Walau saya mengikuti upacara dengan tekun hingga selesai tetapi rasanya biasa-biasa saja walau kepala sekolah berpidato agar kami membayangkan para pahlawan dulu berjuang agar merah putih berkibar terus di tanah air tercinta. Entah saya yang kurang peka atau guru-guru yang kurang menggugah para murid.

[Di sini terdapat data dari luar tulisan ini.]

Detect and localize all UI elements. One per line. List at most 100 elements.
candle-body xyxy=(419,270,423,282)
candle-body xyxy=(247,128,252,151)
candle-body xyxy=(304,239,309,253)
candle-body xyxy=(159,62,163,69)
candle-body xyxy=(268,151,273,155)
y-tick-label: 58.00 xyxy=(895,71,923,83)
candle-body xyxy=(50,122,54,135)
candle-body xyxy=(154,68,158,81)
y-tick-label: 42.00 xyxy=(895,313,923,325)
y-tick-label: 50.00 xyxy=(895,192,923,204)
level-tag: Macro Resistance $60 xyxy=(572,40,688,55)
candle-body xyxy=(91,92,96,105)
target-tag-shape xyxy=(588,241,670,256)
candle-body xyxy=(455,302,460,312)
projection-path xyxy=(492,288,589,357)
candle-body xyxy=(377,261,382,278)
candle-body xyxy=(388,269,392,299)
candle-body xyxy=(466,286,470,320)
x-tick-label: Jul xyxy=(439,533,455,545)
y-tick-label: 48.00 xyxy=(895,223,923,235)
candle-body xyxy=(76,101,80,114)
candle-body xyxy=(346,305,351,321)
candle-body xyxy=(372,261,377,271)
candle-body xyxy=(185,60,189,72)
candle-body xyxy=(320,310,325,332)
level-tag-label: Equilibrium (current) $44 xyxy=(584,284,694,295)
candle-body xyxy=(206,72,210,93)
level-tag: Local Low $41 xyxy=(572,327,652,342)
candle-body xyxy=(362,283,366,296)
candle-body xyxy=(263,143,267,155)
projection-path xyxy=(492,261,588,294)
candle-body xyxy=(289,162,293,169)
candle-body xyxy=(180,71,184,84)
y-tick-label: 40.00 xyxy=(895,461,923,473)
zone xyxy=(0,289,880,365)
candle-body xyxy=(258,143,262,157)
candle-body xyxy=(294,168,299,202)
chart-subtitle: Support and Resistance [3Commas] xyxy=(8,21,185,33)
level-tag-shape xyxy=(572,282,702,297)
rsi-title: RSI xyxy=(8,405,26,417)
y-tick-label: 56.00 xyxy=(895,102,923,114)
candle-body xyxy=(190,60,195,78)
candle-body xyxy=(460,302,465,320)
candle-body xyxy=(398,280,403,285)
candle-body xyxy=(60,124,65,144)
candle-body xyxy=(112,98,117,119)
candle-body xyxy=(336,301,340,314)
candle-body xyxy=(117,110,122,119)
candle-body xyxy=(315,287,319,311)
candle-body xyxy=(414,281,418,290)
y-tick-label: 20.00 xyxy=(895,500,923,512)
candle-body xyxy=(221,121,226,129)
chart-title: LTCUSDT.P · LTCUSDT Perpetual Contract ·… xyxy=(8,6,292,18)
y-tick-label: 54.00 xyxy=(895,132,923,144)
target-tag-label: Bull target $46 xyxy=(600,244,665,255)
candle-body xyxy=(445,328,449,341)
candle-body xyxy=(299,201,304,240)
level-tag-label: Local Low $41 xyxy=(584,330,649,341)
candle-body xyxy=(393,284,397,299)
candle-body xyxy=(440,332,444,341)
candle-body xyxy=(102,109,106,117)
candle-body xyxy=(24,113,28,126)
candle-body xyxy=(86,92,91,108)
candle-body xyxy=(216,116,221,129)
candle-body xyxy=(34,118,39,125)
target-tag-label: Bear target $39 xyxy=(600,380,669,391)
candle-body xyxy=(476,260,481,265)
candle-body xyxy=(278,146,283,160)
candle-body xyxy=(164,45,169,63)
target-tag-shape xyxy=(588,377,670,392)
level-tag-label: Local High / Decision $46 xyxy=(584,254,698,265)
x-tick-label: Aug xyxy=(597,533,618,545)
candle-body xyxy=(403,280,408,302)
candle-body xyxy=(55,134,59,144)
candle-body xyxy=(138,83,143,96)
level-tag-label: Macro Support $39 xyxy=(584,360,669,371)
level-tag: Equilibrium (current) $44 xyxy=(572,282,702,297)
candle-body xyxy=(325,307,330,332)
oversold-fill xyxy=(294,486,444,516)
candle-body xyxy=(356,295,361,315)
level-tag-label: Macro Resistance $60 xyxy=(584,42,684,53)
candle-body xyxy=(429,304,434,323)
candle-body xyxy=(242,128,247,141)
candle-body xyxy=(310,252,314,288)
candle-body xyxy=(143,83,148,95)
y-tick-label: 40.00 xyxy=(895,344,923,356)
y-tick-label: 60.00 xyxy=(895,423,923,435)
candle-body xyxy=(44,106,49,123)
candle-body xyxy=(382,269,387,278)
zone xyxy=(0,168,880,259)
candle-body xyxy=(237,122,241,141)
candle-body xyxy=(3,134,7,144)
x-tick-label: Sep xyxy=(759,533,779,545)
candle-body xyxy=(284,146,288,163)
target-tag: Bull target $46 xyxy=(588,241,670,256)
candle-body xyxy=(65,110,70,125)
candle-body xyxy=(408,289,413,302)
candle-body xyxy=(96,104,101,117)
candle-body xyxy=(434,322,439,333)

Akhirnya saya kuliah merasa lega tidak ada lagi pembuangan waktu dan energi tiap senin pagi di bawah sinar matahari menatap pengibaran bendera merah putih. Penataran P4 ( Pedoman Penghayatan dan Pengamalan Pancasila ) pun menguap begitu saja usai masa orientasi mahasiswa.
Setelah berkeluarga saya hanya mengibarkan sang merah putih di halaman muka rumah saya. Buat saya hanya rutinitas tahunan. Bendera diikatkan pada tiang bambu untuk dikibarkan di pagar rumah.
Hingga kemudian tinggal jauh di negeri seberang saya justru sangat kehilangan saat-saat yang menyebalkan itu di hari kemerdekaan RI. Saya malah bingung tak dapat mengibarkan bendera merah putih di apartemen kecil saya pada hari bersejarah itu. Tak ada tiang bambu untuk mengikatkan sang merah putih. Sang merah putih hanya terlipat di lemari saya ribuan mil dari tanah air.
[caption id="attachment_193273" align="aligncenter" width="300" caption="HUT RI di KBRI Doha - Qatar (Dok. pribadi)"]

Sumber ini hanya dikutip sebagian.